|Fitness of 3TC Mutation
Apr 2, 2004
My doctor told me that the mutation that causes resistance to 3TC is a worthless mutation because it can't infect CD4 cells. Have you heard about that? I would like a second opinion.
Response from Dr. Sherer
You should talk again with your doctor about this, because you have misunderstood the message. A virus containing the M184V, which is the most common 3TC resistance mutation, is still infectious, i.e. it can infect CD4 cells and other cells.

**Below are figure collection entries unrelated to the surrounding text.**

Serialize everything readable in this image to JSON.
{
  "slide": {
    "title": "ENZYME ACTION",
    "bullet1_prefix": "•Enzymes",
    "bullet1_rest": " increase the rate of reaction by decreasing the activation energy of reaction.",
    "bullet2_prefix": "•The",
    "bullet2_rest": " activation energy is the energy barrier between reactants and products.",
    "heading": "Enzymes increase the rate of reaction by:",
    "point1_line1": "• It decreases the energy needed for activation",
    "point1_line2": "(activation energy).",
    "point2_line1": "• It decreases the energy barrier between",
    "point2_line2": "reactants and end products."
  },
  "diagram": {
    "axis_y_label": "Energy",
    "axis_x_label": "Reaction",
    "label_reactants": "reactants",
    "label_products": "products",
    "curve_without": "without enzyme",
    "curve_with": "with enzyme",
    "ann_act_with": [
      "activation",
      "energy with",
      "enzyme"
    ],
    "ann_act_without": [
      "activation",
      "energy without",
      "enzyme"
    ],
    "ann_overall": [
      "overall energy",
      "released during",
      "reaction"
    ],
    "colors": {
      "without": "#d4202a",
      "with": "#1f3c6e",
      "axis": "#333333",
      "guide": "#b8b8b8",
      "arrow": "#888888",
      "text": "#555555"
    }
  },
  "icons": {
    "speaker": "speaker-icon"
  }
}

There is evidence that a virus with this mutation may have reduced 'fitness', i.e. a lesser ability to replicate compared to wild type virus. One aspect of fitness can be measured as part of a phenotype test in single replication cycle assays in the laboratory, recorded as the 'replication capacity' of the virus. There is some evidence that a virus with a lesser replication capacity may have a lesser clinical impact than more fit viruses, but we are still learning about the clinical impact of fitness in general, and the specific measurement of replication capacity. I would be reluctant to put too strong an emphasis on this point in choosing a first line or later line regimen.
Regarding the M184V, there is evidence that 3TC is still active, causing a one half log decline in viral load, even with a virus containing the M184V. There is also evidence that other drugs, such as AZT and D4T, get a resistance benefit from the presence of the M184V, and viruses with the M184V may have an improved susceptibility to these drugs.
One recent trial sought to show whether leaving 3TC in a second regimen even with the M184V had a clinical benefit, compared to second regimens without 3TC. There was no different in 100+ patients who were maintained on 3TC compared to another 100+ patients who had 3TC removed from their second regimen. While this study does not completely answer the question, it suggests that in this context, there was no benefit to leaving 3TC in a second line regimen in patients with the M184V mutation.
Again, I urge you to review these data with your doctor, as your individual circumstances, including your previous treatment history, might add additional important information.